Attorney General opposed to COVID-19 vaccine mandate for students

Staff Report
Isaac Carpenter, 8, closes his eyes as RN Marisa Melendez administers his first dose of the Pfizer COVID vaccine in Fair Lawn, N.J. on Nov. 19.

Louisiana Attorney General Jeff Landry has voiced opposition to a proposal from the Louisiana Department of Health to require COVID-19 vaccination for some students.

The mandate, which has not gone into effect yet, would apply to students who are in fully-approved age groups as determined by the U.S. Food and Drug Administration. Currently, that includes students ages 16 and older.

If the FDA grants approval for younger children, the vaccine requirement would expand to children in lower grades.

In a news release, Landry called the proposed rule an "attempt to interfere with the healthcare choices of parents and their children."
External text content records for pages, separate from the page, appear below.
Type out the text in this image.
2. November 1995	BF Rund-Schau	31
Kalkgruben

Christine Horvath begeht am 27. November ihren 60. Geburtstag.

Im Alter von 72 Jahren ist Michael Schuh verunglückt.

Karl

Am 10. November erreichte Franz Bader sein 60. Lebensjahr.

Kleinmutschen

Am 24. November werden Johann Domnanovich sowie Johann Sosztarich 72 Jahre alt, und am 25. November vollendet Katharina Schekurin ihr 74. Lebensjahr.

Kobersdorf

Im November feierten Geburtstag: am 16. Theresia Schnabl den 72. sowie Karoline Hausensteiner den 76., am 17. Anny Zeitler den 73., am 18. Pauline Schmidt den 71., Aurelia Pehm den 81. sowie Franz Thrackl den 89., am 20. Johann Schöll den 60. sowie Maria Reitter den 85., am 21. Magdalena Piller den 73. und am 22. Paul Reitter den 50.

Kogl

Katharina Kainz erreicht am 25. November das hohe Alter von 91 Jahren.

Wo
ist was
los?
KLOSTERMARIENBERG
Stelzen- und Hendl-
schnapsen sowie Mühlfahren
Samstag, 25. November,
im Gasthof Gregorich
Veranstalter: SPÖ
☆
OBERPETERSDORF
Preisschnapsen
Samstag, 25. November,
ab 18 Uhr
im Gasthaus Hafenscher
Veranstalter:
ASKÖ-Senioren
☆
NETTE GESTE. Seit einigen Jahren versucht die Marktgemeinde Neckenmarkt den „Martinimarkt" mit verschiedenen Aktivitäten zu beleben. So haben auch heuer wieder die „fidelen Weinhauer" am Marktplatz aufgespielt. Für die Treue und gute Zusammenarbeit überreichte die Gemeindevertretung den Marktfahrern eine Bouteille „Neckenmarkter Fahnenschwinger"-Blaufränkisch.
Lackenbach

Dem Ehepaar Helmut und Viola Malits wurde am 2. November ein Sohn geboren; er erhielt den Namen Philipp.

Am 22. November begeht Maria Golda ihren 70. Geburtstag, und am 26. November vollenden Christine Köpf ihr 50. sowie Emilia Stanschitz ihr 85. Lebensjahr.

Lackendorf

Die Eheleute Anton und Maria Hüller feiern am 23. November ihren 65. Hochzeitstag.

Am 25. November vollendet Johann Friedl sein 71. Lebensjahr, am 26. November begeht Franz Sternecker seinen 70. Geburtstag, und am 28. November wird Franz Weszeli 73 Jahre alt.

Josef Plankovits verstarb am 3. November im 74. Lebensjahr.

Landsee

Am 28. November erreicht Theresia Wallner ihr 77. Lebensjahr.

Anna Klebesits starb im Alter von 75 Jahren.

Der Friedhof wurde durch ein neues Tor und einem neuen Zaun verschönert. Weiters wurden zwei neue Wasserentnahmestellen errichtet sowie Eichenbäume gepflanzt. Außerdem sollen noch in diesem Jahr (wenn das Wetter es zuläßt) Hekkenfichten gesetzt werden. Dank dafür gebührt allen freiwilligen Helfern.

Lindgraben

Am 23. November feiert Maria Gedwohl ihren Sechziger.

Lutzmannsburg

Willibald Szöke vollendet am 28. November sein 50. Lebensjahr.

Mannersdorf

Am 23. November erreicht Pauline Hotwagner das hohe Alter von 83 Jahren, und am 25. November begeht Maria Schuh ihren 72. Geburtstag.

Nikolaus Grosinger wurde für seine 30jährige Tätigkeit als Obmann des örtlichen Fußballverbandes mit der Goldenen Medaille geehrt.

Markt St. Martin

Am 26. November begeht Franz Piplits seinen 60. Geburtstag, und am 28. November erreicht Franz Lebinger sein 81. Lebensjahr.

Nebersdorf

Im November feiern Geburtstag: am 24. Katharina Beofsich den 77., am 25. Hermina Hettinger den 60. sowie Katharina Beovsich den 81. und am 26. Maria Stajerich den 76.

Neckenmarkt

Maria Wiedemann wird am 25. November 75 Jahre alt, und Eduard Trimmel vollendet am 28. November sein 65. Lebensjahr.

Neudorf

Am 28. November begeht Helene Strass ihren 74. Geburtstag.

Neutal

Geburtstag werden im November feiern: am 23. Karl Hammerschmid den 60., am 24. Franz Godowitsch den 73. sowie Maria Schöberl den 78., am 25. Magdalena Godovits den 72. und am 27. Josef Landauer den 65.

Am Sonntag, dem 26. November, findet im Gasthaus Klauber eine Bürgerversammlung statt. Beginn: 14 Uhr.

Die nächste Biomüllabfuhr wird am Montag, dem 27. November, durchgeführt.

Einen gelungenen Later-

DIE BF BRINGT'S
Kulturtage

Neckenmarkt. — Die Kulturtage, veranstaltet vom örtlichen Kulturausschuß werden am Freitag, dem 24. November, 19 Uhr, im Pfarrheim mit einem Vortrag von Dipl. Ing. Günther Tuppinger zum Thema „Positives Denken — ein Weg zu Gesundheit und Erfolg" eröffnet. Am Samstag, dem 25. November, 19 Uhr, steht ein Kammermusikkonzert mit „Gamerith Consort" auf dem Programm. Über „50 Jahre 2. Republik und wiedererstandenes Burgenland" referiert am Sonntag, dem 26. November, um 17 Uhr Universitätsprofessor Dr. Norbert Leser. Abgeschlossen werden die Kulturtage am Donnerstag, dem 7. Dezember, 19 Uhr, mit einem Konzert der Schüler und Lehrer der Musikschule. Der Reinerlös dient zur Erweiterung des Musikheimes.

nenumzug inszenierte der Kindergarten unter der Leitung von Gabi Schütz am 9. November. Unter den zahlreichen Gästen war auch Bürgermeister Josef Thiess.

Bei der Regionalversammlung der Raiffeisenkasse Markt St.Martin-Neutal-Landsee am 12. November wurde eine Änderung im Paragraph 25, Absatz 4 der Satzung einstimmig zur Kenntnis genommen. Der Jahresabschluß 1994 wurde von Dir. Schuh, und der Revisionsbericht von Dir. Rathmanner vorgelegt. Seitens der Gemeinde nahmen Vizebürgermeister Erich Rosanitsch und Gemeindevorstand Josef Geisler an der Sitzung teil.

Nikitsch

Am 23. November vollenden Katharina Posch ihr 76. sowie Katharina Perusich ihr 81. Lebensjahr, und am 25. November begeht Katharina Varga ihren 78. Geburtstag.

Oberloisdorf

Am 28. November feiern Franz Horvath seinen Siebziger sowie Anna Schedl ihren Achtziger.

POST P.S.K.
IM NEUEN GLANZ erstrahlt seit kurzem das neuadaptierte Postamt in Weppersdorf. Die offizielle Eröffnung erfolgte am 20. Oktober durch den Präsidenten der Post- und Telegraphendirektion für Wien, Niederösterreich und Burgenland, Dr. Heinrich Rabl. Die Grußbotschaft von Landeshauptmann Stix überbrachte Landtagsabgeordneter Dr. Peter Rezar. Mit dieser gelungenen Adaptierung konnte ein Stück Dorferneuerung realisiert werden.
In a video released via his social media accounts, he said that he has sent a letter to LDH pointing out what he sees as "fatal flaws" in the rule.

He also said he wrote to the legislature with suggestions on how to curtail the "latest overreach and abuse by the governor."

Landry has been at odds with Gov. John Bel Edwards, who has voiced support for the proposed mandate.

Other officials have spoken out against the mandate, including House Speaker Clay Schexnayder. 

The Gonzales Republican reportedly texted lawmakers saying, "This is a line in the sand that will not be crossed."

The state Health and Welfare Committee is expected to review the proposal next month.